The mission of LinkedIn is to create opportunity for every member of the global workforce. One way we realize this mission is connect members and employers. Many of our Talent Solutions products are built around mathematical models that try answer a simple question: is this opportunity of interest to this member at this time? Answering that question requires a multidisciplinary approach, drawing on tools from machine learning and data mining and utilizing insights from psychological and sociological research. 

Our models are trained on labeled data sets. We employ professional recruiters to tag member-job pairs for us (good fit, not a good fit). For positive labels, we also use our members current positions as well as their job transitions. 

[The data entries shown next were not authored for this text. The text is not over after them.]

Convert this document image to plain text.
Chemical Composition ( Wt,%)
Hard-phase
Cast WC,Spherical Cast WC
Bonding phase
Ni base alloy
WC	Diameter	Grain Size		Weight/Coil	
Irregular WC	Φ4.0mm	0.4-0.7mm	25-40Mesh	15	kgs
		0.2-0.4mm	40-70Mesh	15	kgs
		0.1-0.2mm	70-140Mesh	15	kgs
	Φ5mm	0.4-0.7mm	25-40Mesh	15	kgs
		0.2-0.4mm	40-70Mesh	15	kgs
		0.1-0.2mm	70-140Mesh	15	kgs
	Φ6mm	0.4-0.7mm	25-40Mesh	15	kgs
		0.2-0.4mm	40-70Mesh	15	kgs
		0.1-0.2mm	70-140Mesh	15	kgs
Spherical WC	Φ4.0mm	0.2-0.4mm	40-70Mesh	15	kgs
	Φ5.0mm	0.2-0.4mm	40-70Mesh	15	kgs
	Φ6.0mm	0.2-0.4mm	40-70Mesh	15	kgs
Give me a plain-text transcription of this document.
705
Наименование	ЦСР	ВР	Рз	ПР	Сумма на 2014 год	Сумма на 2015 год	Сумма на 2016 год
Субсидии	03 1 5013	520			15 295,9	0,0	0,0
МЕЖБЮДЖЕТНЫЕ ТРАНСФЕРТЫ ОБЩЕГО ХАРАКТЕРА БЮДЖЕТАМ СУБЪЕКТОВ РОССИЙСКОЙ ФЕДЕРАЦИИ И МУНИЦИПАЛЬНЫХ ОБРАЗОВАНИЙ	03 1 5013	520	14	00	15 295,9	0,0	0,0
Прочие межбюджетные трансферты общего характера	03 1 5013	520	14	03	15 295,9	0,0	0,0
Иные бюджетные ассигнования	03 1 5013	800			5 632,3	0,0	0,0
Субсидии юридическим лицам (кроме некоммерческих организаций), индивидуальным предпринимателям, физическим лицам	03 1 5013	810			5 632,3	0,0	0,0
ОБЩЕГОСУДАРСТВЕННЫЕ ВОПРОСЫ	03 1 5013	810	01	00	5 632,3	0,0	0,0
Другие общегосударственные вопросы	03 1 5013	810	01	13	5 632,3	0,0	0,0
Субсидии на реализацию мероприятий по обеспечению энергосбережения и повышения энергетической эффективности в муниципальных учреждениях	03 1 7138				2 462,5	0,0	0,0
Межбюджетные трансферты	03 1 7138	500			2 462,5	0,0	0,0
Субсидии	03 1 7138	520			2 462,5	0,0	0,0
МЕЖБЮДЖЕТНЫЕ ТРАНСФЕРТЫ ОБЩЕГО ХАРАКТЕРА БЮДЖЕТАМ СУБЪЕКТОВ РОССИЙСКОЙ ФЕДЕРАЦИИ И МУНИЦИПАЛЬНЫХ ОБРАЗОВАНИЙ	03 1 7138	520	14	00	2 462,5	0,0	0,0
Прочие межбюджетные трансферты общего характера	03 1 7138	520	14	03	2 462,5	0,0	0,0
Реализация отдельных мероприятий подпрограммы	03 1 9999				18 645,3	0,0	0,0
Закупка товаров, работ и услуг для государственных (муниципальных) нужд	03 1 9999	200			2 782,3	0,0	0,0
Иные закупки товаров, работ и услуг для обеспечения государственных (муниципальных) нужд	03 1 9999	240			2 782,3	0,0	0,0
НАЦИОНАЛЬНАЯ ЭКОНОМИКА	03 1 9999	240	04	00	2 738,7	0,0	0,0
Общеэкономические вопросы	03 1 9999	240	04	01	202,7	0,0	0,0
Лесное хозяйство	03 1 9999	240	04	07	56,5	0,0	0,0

A big challenge is that member preferences change over time. At certain points in their tenure, people are likely to look for a new job. People are sometimes willing to relocate to a new city, but at other times they want to stay in the same place. Many people are happy with their job, and will only move for a promotion. Other people may be dissatisfied and interested in doing the same job at a competing firm. We use long term and short term personalization methods to capture these latent preferences

An interesting feature space for our models is the Person-Environment Fit (P-E fit). It captures the degree to which a person fits within their workplace. Tools from machine learning and data science applied to the LinkedIn Economic Graph can help us quantify certain aspects of P-E fit and be predictive of workplace success and happiness. In particular, Person-Job fit measure how well a person has the skills and experience necessary for a specific role. A particular challenge with matching members and jobs is that both member profiles and job advertisements are incomplete. In order to be successful, we must infer the missing information. For instance, we can utilize similar profiles and endorsements to learn inferred skills for each member. We can utilize career trajectory to infer likely next steps. We can use the characteristics of members who apply to a job to create a virtual profile for that position.